Learning Multi-Object Tracking and Segmentation from Automatic Annotations

December 04, 2019 · Declared Dead · 🏛 Computer Vision and Pattern Recognition

"No code URL or promise found in abstract"

Evidence collected by the PWNC Scanner

Authors Lorenzo Porzi, Markus Hofinger, Idoia Ruiz, Joan Serrat, Samuel Rota Bulò, Peter Kontschieder arXiv ID 1912.02096 Category cs.CV: Computer Vision Citations 76 Venue Computer Vision and Pattern Recognition Last Checked 4 months ago

Abstract

In this work we contribute a novel pipeline to automatically generate training data, and to improve over state-of-the-art multi-object tracking and segmentation (MOTS) methods. Our proposed track mining algorithm turns raw street-level videos into high-fidelity MOTS training data, is scalable and overcomes the need of expensive and time-consuming manual annotation approaches.

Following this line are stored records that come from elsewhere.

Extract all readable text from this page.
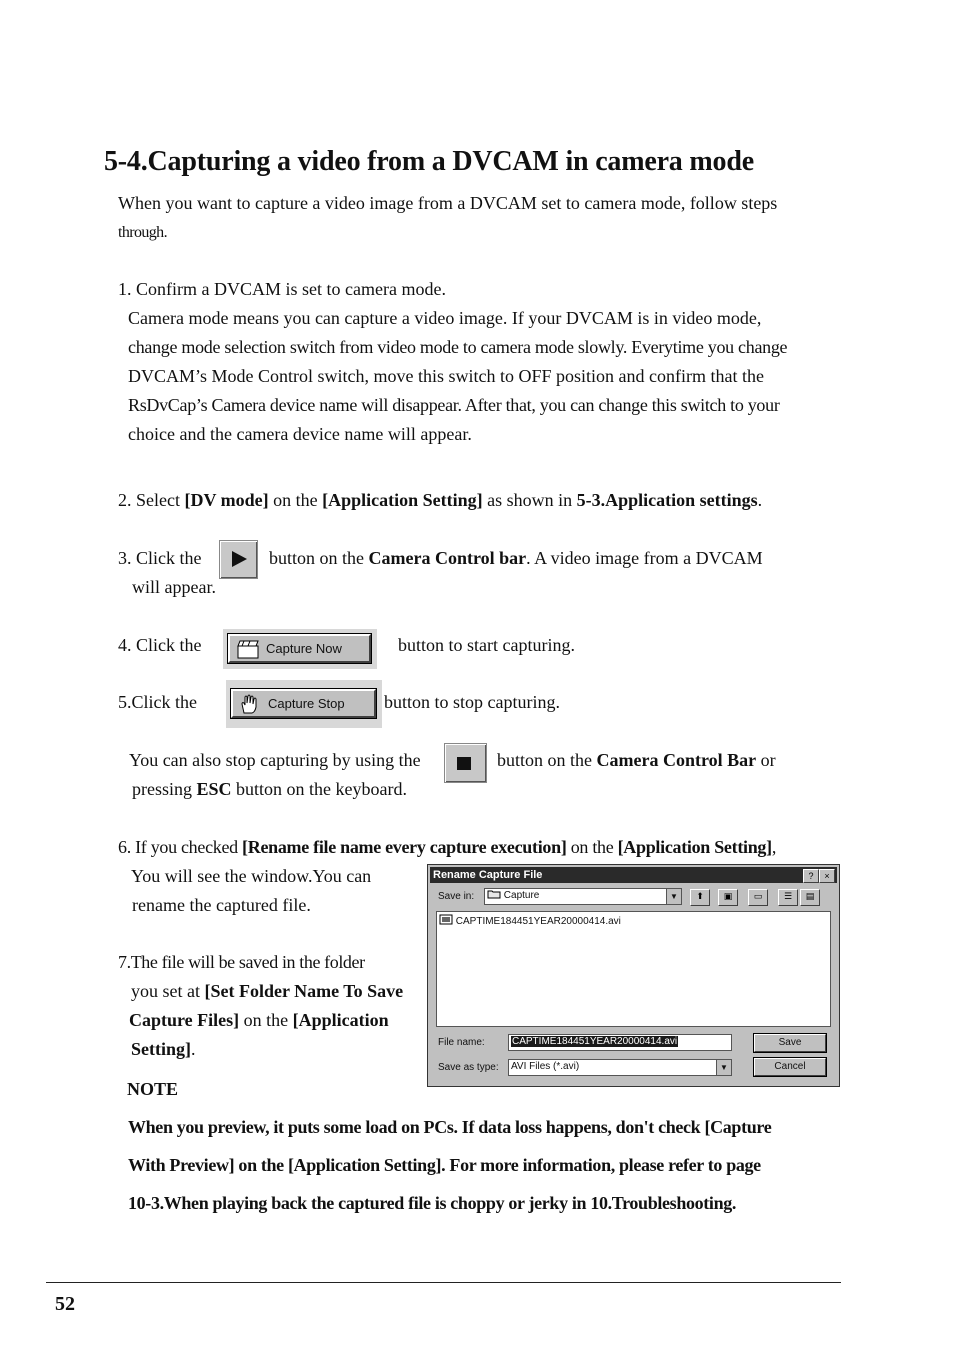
5-4.Capturing a video from a DVCAM in camera mode
When you want to capture a video image from a DVCAM set to camera mode, follow steps
through.
1. Confirm a DVCAM is set to camera mode.
Camera mode means you can capture a video image. If your DVCAM is in video mode,
change mode selection switch from video mode to camera mode slowly. Everytime you change
DVCAM’s Mode Control switch, move this switch to OFF position and confirm that the
RsDvCap’s Camera device name will disappear. After that, you can change this switch to your
choice and the camera device name will appear.
2. Select [DV mode] on the [Application Setting] as shown in 5-3.Application settings.
3. Click the	button on the Camera Control bar. A video image from a DVCAM
will appear.
4. Click the	Capture Now	button to start capturing.
5.Click the	Capture Stop button to stop capturing.
You can also stop capturing by using the	button on the Camera Control Bar or
pressing ESC button on the keyboard.
6. If you checked [Rename file name every capture execution] on the [Application Setting],
You will see the window.You can
rename the captured file.
7.The file will be saved in the folder
you set at [Set Folder Name To Save
Capture Files] on the [Application
Setting].
Rename Capture File	?	×
Save in:	Capture	▼	⬆	▣	▭	☰	▤
CAPTIME184451YEAR20000414.avi
File name:	CAPTIME184451YEAR20000414.avi	Save
Save as type:	AVI Files (*.avi)	▼	Cancel
NOTE
When you preview, it puts some load on PCs. If data loss happens, don't check [Capture
With Preview] on the [Application Setting]. For more information, please refer to page
10-3.When playing back the captured file is choppy or jerky in 10.Troubleshooting.
52
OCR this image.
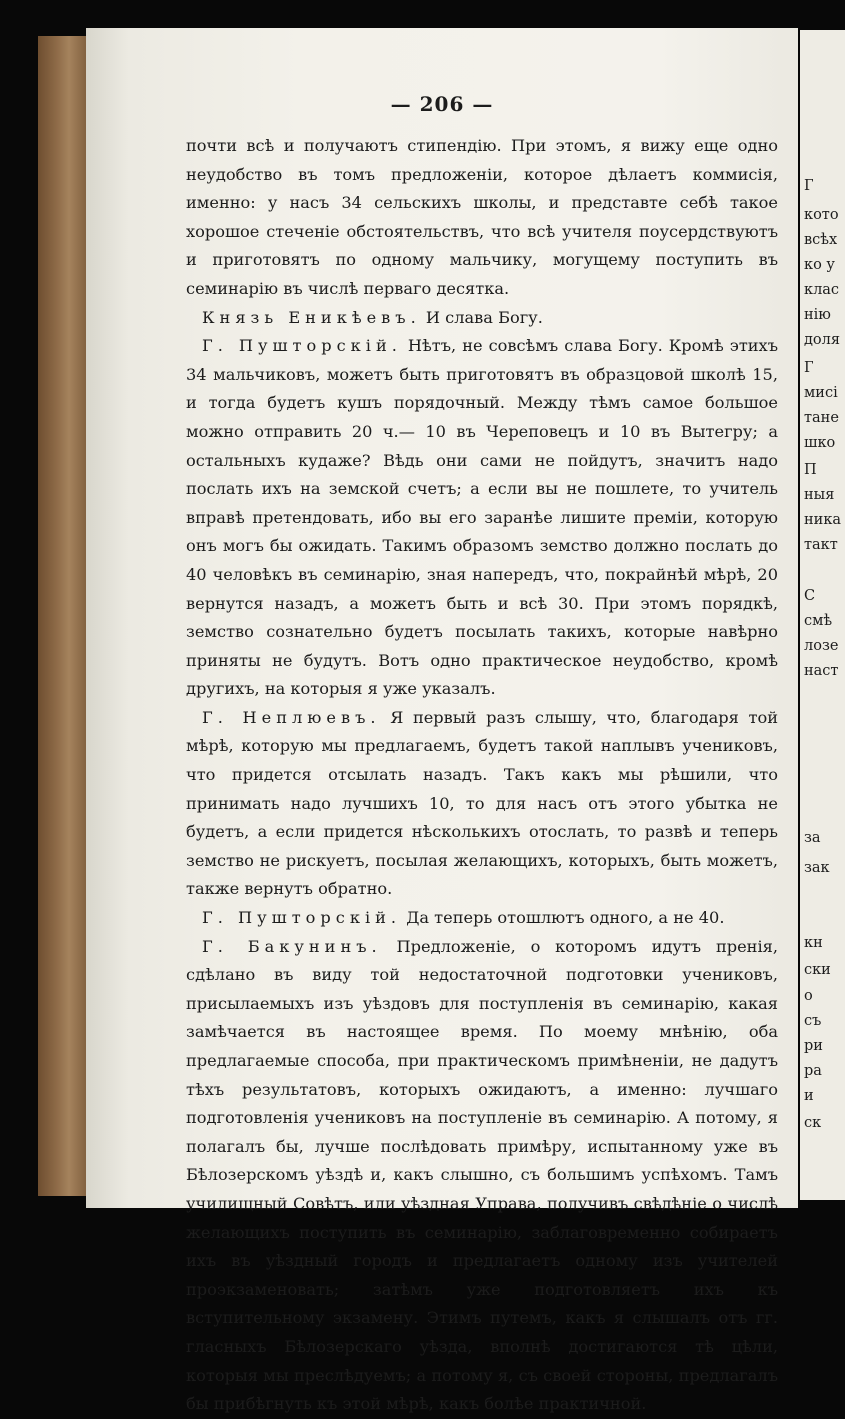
— 206 —

почти всѣ и получаютъ стипендію. При этомъ, я вижу еще одно неудобство въ томъ предложеніи, которое дѣлаетъ коммисія, именно: у насъ 34 сельскихъ школы, и представте себѣ такое хорошое стеченіе обстоятельствъ, что всѣ учителя поусердствуютъ и приготовятъ по одному мальчику, могущему поступить въ семинарію въ числѣ перваго десятка.

Князь Еникѣевъ. И слава Богу.

Г. Пушторскій. Нѣтъ, не совсѣмъ слава Богу. Кромѣ этихъ 34 мальчиковъ, можетъ быть приготовятъ въ образцовой школѣ 15, и тогда будетъ кушъ порядочный. Между тѣмъ самое большое можно отправить 20 ч.— 10 въ Череповецъ и 10 въ Вытегру; а остальныхъ кудаже? Вѣдь они сами не пойдутъ, значитъ надо послать ихъ на земской счетъ; а если вы не пошлете, то учитель вправѣ претендовать, ибо вы его заранѣе лишите премiи, которую онъ могъ бы ожидать. Такимъ образомъ земство должно послать до 40 человѣкъ въ семинарію, зная напередъ, что, покрайнѣй мѣрѣ, 20 вернутся назадъ, а можетъ быть и всѣ 30. При этомъ порядкѣ, земство сознательно будетъ посылать такихъ, которые навѣрно приняты не будутъ. Вотъ одно практическое неудобство, кромѣ другихъ, на которыя я уже указалъ.

Г. Неплюевъ. Я первый разъ слышу, что, благодаря той мѣрѣ, которую мы предлагаемъ, будетъ такой наплывъ учениковъ, что придется отсылать назадъ. Такъ какъ мы рѣшили, что принимать надо лучшихъ 10, то для насъ отъ этого убытка не будетъ, а если придется нѣсколькихъ отослать, то развѣ и теперь земство не рискуетъ, посылая желающихъ, которыхъ, быть можетъ, также вернутъ обратно.

Г. Пушторскій. Да теперь отошлютъ одного, а не 40.

Г. Бакунинъ. Предложеніе, о которомъ идутъ пренія, сдѣлано въ виду той недостаточной подготовки учениковъ, присылаемыхъ изъ уѣздовъ для поступленія въ семинарію, какая замѣчается въ настоящее время. По моему мнѣнію, оба предлагаемые способа, при практическомъ примѣненіи, не дадутъ тѣхъ результатовъ, которыхъ ожидаютъ, а именно: лучшаго подготовленія учениковъ на поступленіе въ семинарію. А потому, я полагалъ бы, лучше послѣдовать примѣру, испытанному уже въ Бѣлозерскомъ уѣздѣ и, какъ слышно, съ большимъ успѣхомъ. Тамъ училищный Совѣтъ, или уѣздная Управа, получивъ свѣдѣніе о числѣ желающихъ поступить въ семинарію, заблаговременно собираетъ ихъ въ уѣздный городъ и предлагаетъ одному изъ учителей проэкзаменовать; затѣмъ уже подготовляетъ ихъ къ вступительному экзамену. Этимъ путемъ, какъ я слышалъ отъ гг. гласныхъ Бѣлозерскаго уѣзда, вполнѣ достигаются тѣ цѣли, которыя мы преслѣдуемъ; а потому я, съ своей стороны, предлагалъ бы прибѣгнуть къ этой мѣрѣ, какъ болѣе практичной.

Г
кото
всѣх
ко у
клас
нію
доля
Г
мисі
тане
шко
П
ныя
ника
такт
С
смѣ
лозе
наст
за
зак
кн
ски
о
съ
ри
ра
и
ск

We leverage state-of-the-art instance segmentation results in combination with optical flow predictions, also trained on automatically harvested training data. Our second major contribution is MOTSNet - a deep learning, tracking-by-detection architecture for MOTS - deploying a novel mask-pooling layer for improved object association over time. Training MOTSNet with our automatically extracted data leads to significantly improved sMOTSA scores on the novel KITTI MOTS dataset (+1.9%/+7.5% on cars/pedestrians), and MOTSNet improves by +4.1% over previously best methods on the MOTSChallenge dataset. Our most impressive finding is that we can improve over previous best-performing works, even in complete absence of manually annotated MOTS training data.